While recent polls show that the American electorate is increasingly concerned about illegal immigration, Abbott was beating the drum well before that. He’s been a thorn in the side of the Biden administration for years — and has now upped his national profile amid widespread speculation that he’s angling to be former President Donald Trump’s running mate, or perhaps his attorney general if he wins in November.

“My goal is singular — and that is to be the leader of the great state of Texas,” Abbott told NBC News.

Pressed on whether he planned to run for president in 2028, he demurred.

“I am planning on running for re-election as governor in Texas,” he said. “I take one step at a time.”

Abbott is next up for re-election in 2026.

At the moment, he’s defending House Republicans’ decision to kill a bipartisan border security bill — at Trump’s urging — that the president called out during Thursday night’s speech at the Capitol.

“If Joe Biden really believes in compromise,” Abbott said, “he would work with the House chamber.”

Before being elected governor in 2014, Abbott was the longest-serving attorney general in Texas history and was also a justice on the Texas Supreme Court.

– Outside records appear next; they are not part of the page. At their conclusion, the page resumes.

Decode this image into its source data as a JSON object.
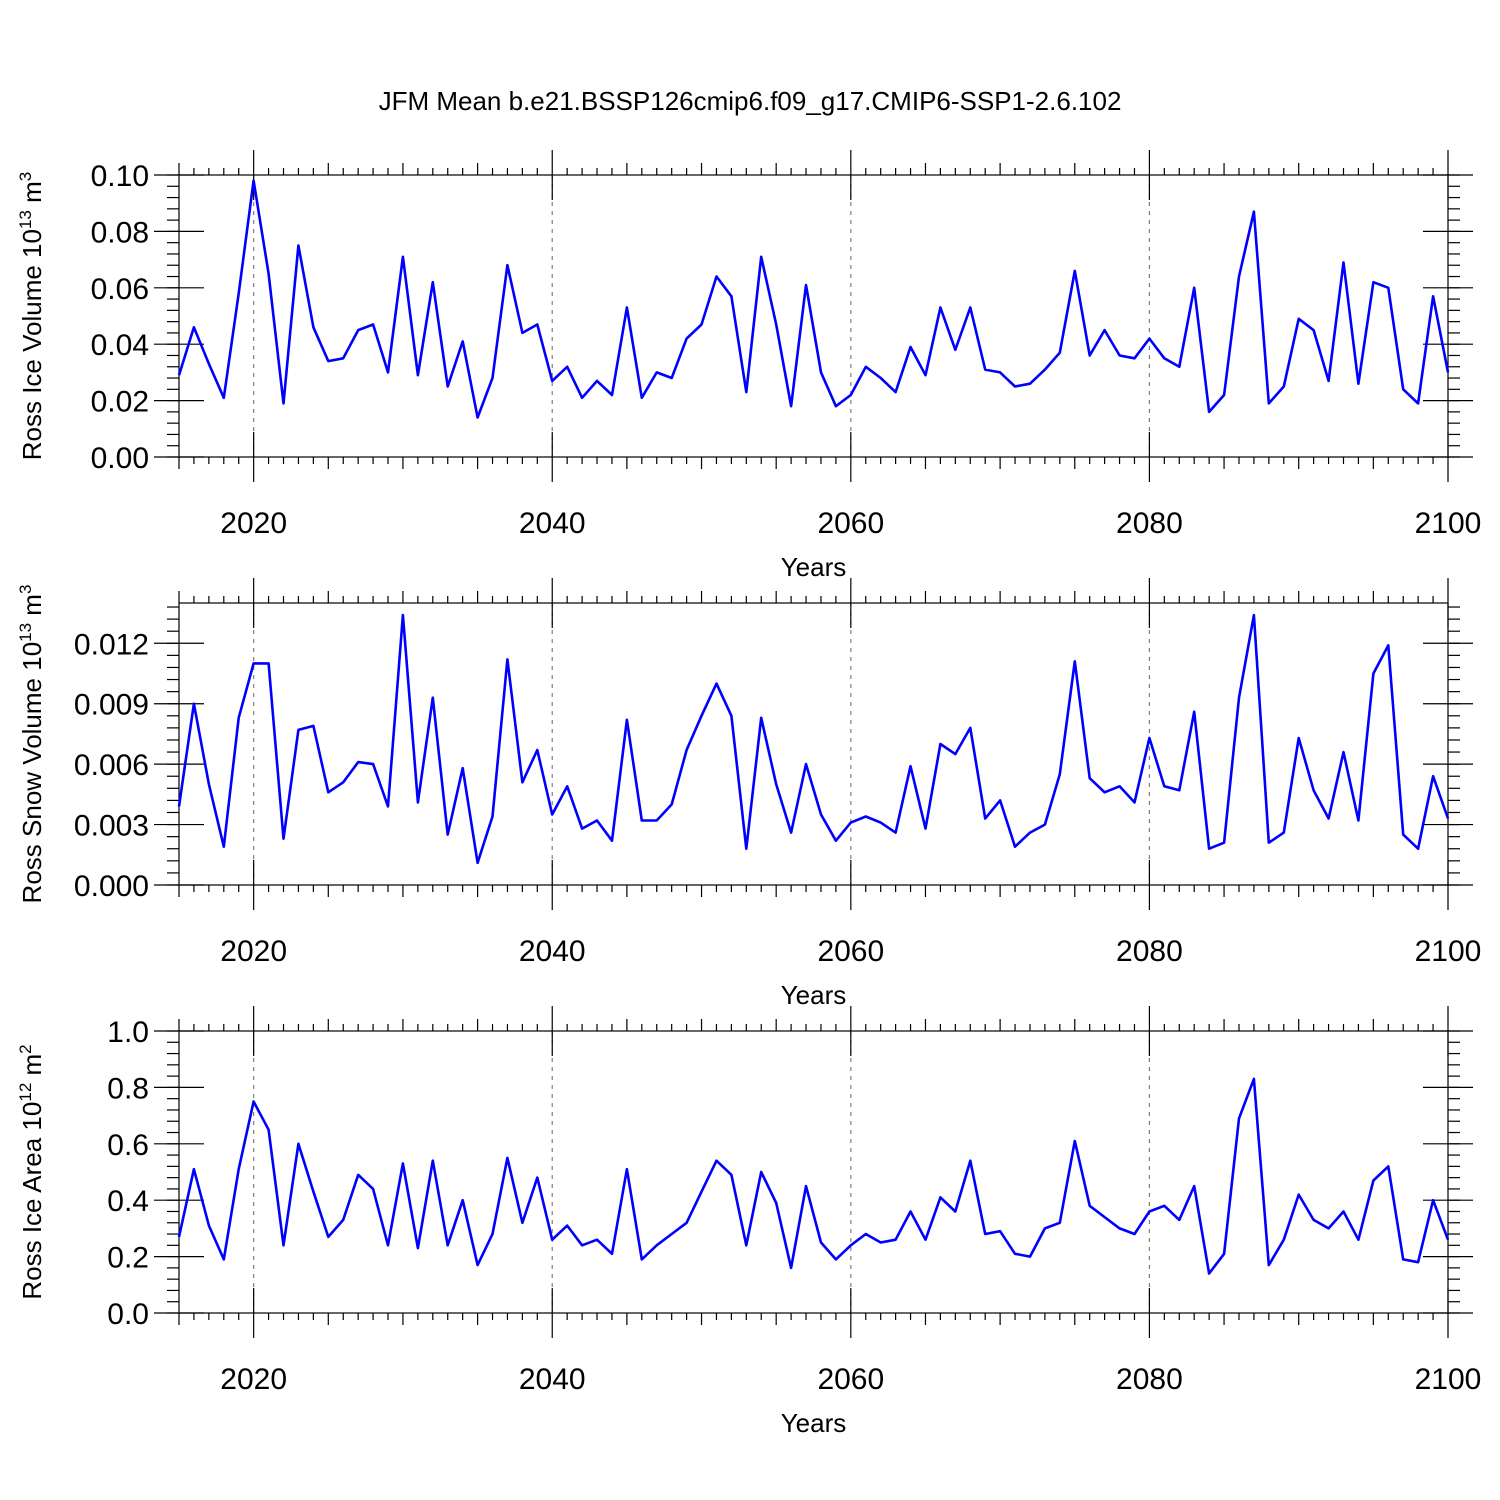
{
  "title": "JFM Mean b.e21.BSSP126cmip6.f09_g17.CMIP6-SSP1-2.6.102",
  "chart_data": [
    {
      "type": "line",
      "ylabel_main": "Ross Ice Volume 10",
      "ylabel_exp": "13",
      "ylabel_unit": " m",
      "ylabel_unit_exp": "3",
      "xlabel": "Years",
      "xlim": [
        2015,
        2100
      ],
      "ylim": [
        0,
        0.1
      ],
      "xticks": [
        2020,
        2040,
        2060,
        2080,
        2100
      ],
      "xtick_labels": [
        "2020",
        "2040",
        "2060",
        "2080",
        "2100"
      ],
      "yticks": [
        0,
        0.02,
        0.04,
        0.06,
        0.08,
        0.1
      ],
      "ytick_labels": [
        "0.00",
        "0.02",
        "0.04",
        "0.06",
        "0.08",
        "0.10"
      ],
      "grid": "vertical dashed at major x ticks",
      "color": "#0000ff",
      "x": [
        2015,
        2016,
        2017,
        2018,
        2019,
        2020,
        2021,
        2022,
        2023,
        2024,
        2025,
        2026,
        2027,
        2028,
        2029,
        2030,
        2031,
        2032,
        2033,
        2034,
        2035,
        2036,
        2037,
        2038,
        2039,
        2040,
        2041,
        2042,
        2043,
        2044,
        2045,
        2046,
        2047,
        2048,
        2049,
        2050,
        2051,
        2052,
        2053,
        2054,
        2055,
        2056,
        2057,
        2058,
        2059,
        2060,
        2061,
        2062,
        2063,
        2064,
        2065,
        2066,
        2067,
        2068,
        2069,
        2070,
        2071,
        2072,
        2073,
        2074,
        2075,
        2076,
        2077,
        2078,
        2079,
        2080,
        2081,
        2082,
        2083,
        2084,
        2085,
        2086,
        2087,
        2088,
        2089,
        2090,
        2091,
        2092,
        2093,
        2094,
        2095,
        2096,
        2097,
        2098,
        2099,
        2100
      ],
      "y": [
        0.029,
        0.046,
        0.033,
        0.021,
        0.058,
        0.098,
        0.065,
        0.019,
        0.075,
        0.046,
        0.034,
        0.035,
        0.045,
        0.047,
        0.03,
        0.071,
        0.029,
        0.062,
        0.025,
        0.041,
        0.014,
        0.028,
        0.068,
        0.044,
        0.047,
        0.027,
        0.032,
        0.021,
        0.027,
        0.022,
        0.053,
        0.021,
        0.03,
        0.028,
        0.042,
        0.047,
        0.064,
        0.057,
        0.023,
        0.071,
        0.047,
        0.018,
        0.061,
        0.03,
        0.018,
        0.022,
        0.032,
        0.028,
        0.023,
        0.039,
        0.029,
        0.053,
        0.038,
        0.053,
        0.031,
        0.03,
        0.025,
        0.026,
        0.031,
        0.037,
        0.066,
        0.036,
        0.045,
        0.036,
        0.035,
        0.042,
        0.035,
        0.032,
        0.06,
        0.016,
        0.022,
        0.064,
        0.087,
        0.019,
        0.025,
        0.049,
        0.045,
        0.027,
        0.069,
        0.026,
        0.062,
        0.06,
        0.024,
        0.019,
        0.057,
        0.03
      ]
    },
    {
      "type": "line",
      "ylabel_main": "Ross Snow Volume 10",
      "ylabel_exp": "13",
      "ylabel_unit": " m",
      "ylabel_unit_exp": "3",
      "xlabel": "Years",
      "xlim": [
        2015,
        2100
      ],
      "ylim": [
        0,
        0.014
      ],
      "xticks": [
        2020,
        2040,
        2060,
        2080,
        2100
      ],
      "xtick_labels": [
        "2020",
        "2040",
        "2060",
        "2080",
        "2100"
      ],
      "yticks": [
        0,
        0.003,
        0.006,
        0.009,
        0.012
      ],
      "ytick_labels": [
        "0.000",
        "0.003",
        "0.006",
        "0.009",
        "0.012"
      ],
      "grid": "vertical dashed at major x ticks",
      "color": "#0000ff",
      "x": [
        2015,
        2016,
        2017,
        2018,
        2019,
        2020,
        2021,
        2022,
        2023,
        2024,
        2025,
        2026,
        2027,
        2028,
        2029,
        2030,
        2031,
        2032,
        2033,
        2034,
        2035,
        2036,
        2037,
        2038,
        2039,
        2040,
        2041,
        2042,
        2043,
        2044,
        2045,
        2046,
        2047,
        2048,
        2049,
        2050,
        2051,
        2052,
        2053,
        2054,
        2055,
        2056,
        2057,
        2058,
        2059,
        2060,
        2061,
        2062,
        2063,
        2064,
        2065,
        2066,
        2067,
        2068,
        2069,
        2070,
        2071,
        2072,
        2073,
        2074,
        2075,
        2076,
        2077,
        2078,
        2079,
        2080,
        2081,
        2082,
        2083,
        2084,
        2085,
        2086,
        2087,
        2088,
        2089,
        2090,
        2091,
        2092,
        2093,
        2094,
        2095,
        2096,
        2097,
        2098,
        2099,
        2100
      ],
      "y": [
        0.0039,
        0.009,
        0.005,
        0.0019,
        0.0083,
        0.011,
        0.011,
        0.0023,
        0.0077,
        0.0079,
        0.0046,
        0.0051,
        0.0061,
        0.006,
        0.0039,
        0.0134,
        0.0041,
        0.0093,
        0.0025,
        0.0058,
        0.0011,
        0.0034,
        0.0112,
        0.0051,
        0.0067,
        0.0035,
        0.0049,
        0.0028,
        0.0032,
        0.0022,
        0.0082,
        0.0032,
        0.0032,
        0.004,
        0.0067,
        0.0084,
        0.01,
        0.0084,
        0.0018,
        0.0083,
        0.005,
        0.0026,
        0.006,
        0.0035,
        0.0022,
        0.0031,
        0.0034,
        0.0031,
        0.0026,
        0.0059,
        0.0028,
        0.007,
        0.0065,
        0.0078,
        0.0033,
        0.0042,
        0.0019,
        0.0026,
        0.003,
        0.0055,
        0.0111,
        0.0053,
        0.0046,
        0.0049,
        0.0041,
        0.0073,
        0.0049,
        0.0047,
        0.0086,
        0.0018,
        0.0021,
        0.0093,
        0.0134,
        0.0021,
        0.0026,
        0.0073,
        0.0047,
        0.0033,
        0.0066,
        0.0032,
        0.0105,
        0.0119,
        0.0025,
        0.0018,
        0.0054,
        0.0033
      ]
    },
    {
      "type": "line",
      "ylabel_main": "Ross Ice Area 10",
      "ylabel_exp": "12",
      "ylabel_unit": " m",
      "ylabel_unit_exp": "2",
      "xlabel": "Years",
      "xlim": [
        2015,
        2100
      ],
      "ylim": [
        0,
        1.0
      ],
      "xticks": [
        2020,
        2040,
        2060,
        2080,
        2100
      ],
      "xtick_labels": [
        "2020",
        "2040",
        "2060",
        "2080",
        "2100"
      ],
      "yticks": [
        0,
        0.2,
        0.4,
        0.6,
        0.8,
        1.0
      ],
      "ytick_labels": [
        "0.0",
        "0.2",
        "0.4",
        "0.6",
        "0.8",
        "1.0"
      ],
      "grid": "vertical dashed at major x ticks",
      "color": "#0000ff",
      "x": [
        2015,
        2016,
        2017,
        2018,
        2019,
        2020,
        2021,
        2022,
        2023,
        2024,
        2025,
        2026,
        2027,
        2028,
        2029,
        2030,
        2031,
        2032,
        2033,
        2034,
        2035,
        2036,
        2037,
        2038,
        2039,
        2040,
        2041,
        2042,
        2043,
        2044,
        2045,
        2046,
        2047,
        2048,
        2049,
        2050,
        2051,
        2052,
        2053,
        2054,
        2055,
        2056,
        2057,
        2058,
        2059,
        2060,
        2061,
        2062,
        2063,
        2064,
        2065,
        2066,
        2067,
        2068,
        2069,
        2070,
        2071,
        2072,
        2073,
        2074,
        2075,
        2076,
        2077,
        2078,
        2079,
        2080,
        2081,
        2082,
        2083,
        2084,
        2085,
        2086,
        2087,
        2088,
        2089,
        2090,
        2091,
        2092,
        2093,
        2094,
        2095,
        2096,
        2097,
        2098,
        2099,
        2100
      ],
      "y": [
        0.27,
        0.51,
        0.31,
        0.19,
        0.51,
        0.75,
        0.65,
        0.24,
        0.6,
        0.43,
        0.27,
        0.33,
        0.49,
        0.44,
        0.24,
        0.53,
        0.23,
        0.54,
        0.24,
        0.4,
        0.17,
        0.28,
        0.55,
        0.32,
        0.48,
        0.26,
        0.31,
        0.24,
        0.26,
        0.21,
        0.51,
        0.19,
        0.24,
        0.28,
        0.32,
        0.43,
        0.54,
        0.49,
        0.24,
        0.5,
        0.39,
        0.16,
        0.45,
        0.25,
        0.19,
        0.24,
        0.28,
        0.25,
        0.26,
        0.36,
        0.26,
        0.41,
        0.36,
        0.54,
        0.28,
        0.29,
        0.21,
        0.2,
        0.3,
        0.32,
        0.61,
        0.38,
        0.34,
        0.3,
        0.28,
        0.36,
        0.38,
        0.33,
        0.45,
        0.14,
        0.21,
        0.69,
        0.83,
        0.17,
        0.26,
        0.42,
        0.33,
        0.3,
        0.36,
        0.26,
        0.47,
        0.52,
        0.19,
        0.18,
        0.4,
        0.26
      ]
    }
  ]
}
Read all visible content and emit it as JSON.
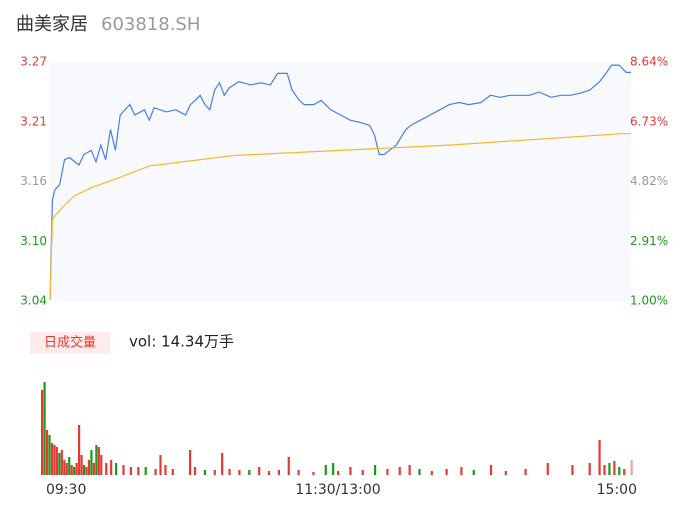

He was born in Wichita Falls and raised in Duncanville, Texas. Not long after law school, he was paralyzed by a falling tree while jogging.

Now he’s among the people considered most responsible for creating divisions among Democrats over the Biden administration’s immigration policies, in turn pushing them toward the right. His decision to bus migrants to major cities across the country slowly nudged Democratic mayors to break with Biden over the record migrant influx.

The White House has repeatedly called the busing program a “political stunt,” but it’s solidified Abbott’s dominance among the Republican base. Just this week, he and his attorney general, Ken Paxton, presided over a decisive victory in their home state: A slew of Republican candidates they had endorsed toppled many GOP members of the Texas House in a move seen as sheer political revenge. The Republican legislators who lost had crossed the governor on his legislative priority — school vouchers — and had tried to impeach Paxton.

The message was clear: Don’t mess with the Texas governor.

Abbott, 66, is also forging ahead with court battles over buoys in the Rio Grande, razor wire in Eagle Pass, and a new law that would fundamentally alter the relationship between local and federal government over immigration enforcement. The law, which was originally set to take effect Sunday, has been put on hold temporarily by the Supreme Court.

During the legal fight over the statute, a judge who sided with the American Civil Liberties Union and the Justice Department wrote that “surges in immigration do not constitute an ‘invasion.’”

Abbott brushed off that characterization on Friday.

“These are not migrants crossing the border,” he said. “These are people who are coming across a border in violation of federal law.”